My passion for the work that We Care does is just as strong as ever. I will continue to serve as a volunteer Client Advocate. That's what I love! I love sitting across from a client and helping her talk through one of the most important decisions she will ever make. I love being the support to women who have no one else to go to. I love introducing Moms and Dads to their babies for the very first time. I love watching hearts change and turn toward the One who knit them together. I will forever stay connected to We Care! I will continue to raise support for them whenever I can. The Walk For Life will be here before you know it, expect that I will be just as persistent in asking for donations as I always have been ;-)

So, what now? Well, I guess we wait and see. I know that God has a plan and I trust Him. I will continue to work at We Care until the end of May. I hope that we will find my replacement soon and that I can train her to do everything just like me ;-) After that, I am taking the summer off. My girls have spent a lot of time alone the past couple summers. This year, they will be sick of me! I am hoping to take in a baby or two for babysitting in the fall. After that, it's all up to God.

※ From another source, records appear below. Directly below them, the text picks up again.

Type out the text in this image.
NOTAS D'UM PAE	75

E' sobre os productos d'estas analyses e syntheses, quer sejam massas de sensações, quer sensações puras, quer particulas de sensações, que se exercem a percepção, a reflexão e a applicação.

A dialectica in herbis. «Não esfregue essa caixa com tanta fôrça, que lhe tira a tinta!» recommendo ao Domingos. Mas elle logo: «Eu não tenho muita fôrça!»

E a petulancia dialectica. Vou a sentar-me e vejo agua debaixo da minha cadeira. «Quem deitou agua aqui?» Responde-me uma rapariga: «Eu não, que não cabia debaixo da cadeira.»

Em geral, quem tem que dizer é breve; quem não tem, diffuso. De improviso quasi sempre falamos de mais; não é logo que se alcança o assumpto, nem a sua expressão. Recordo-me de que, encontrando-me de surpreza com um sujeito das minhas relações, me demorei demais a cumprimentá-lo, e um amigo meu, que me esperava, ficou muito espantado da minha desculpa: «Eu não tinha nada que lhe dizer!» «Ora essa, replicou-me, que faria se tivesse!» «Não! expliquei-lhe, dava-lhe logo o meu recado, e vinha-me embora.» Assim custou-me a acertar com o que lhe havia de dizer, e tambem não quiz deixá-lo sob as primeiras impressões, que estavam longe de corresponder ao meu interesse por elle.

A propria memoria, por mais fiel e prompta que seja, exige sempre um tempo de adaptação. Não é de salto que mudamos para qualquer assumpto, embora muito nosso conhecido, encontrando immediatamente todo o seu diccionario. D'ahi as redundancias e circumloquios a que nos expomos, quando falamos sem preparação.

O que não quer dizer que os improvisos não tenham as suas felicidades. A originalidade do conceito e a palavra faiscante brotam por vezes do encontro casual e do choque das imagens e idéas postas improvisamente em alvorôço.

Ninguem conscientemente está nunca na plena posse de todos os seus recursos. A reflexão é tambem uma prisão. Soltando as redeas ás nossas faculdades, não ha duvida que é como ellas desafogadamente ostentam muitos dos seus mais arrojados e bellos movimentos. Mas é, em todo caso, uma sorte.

An interesting Godincidence happened a couple days after I put in my resignation--I got the letter that we would start training for the "cuddler" program at Rockford Memorial within the next couple of months. Maybe that's what's next? Maybe nursing? I will not pretend to know what God has in store for me or my family, but I am super excited!

I have grown by leaps and bounds during my time at We Care. I have gone from someone so painfully shy that I was afraid to talk to anyone, to someone who gets up in front of hundreds of people at church or at our annual Circle of Care Banquet and talks into a microphone. My faith has grown tremendously in the 6 years I have served in this ministry. I have made friends who I will love all my life. Friends who have loved me and prayed me through some of the worst days of my life. Friends who have cheered with me and for me during some of the best days of my life.

We did not make this decision lightly. Walking away in May (even though I know I will be back!), is going to hurt. But, I love my family and they deserve all of me. And We Care deserves someone who can give more than I can right now. I feel good about the legacy I am leaving. I have done good things. I have helped push We Care in the right direction. It's time for me to give someone else a turn :-)

I hope that you all will continue to support We Care with me. The work that is being done there is changing lives. It is saving lives on Earth and for Eternity. Every woman who walks through those front doors, is facing a life or death situation. The Client Advocates are on the front lines and they are doing a great job. I have been honored to lead them!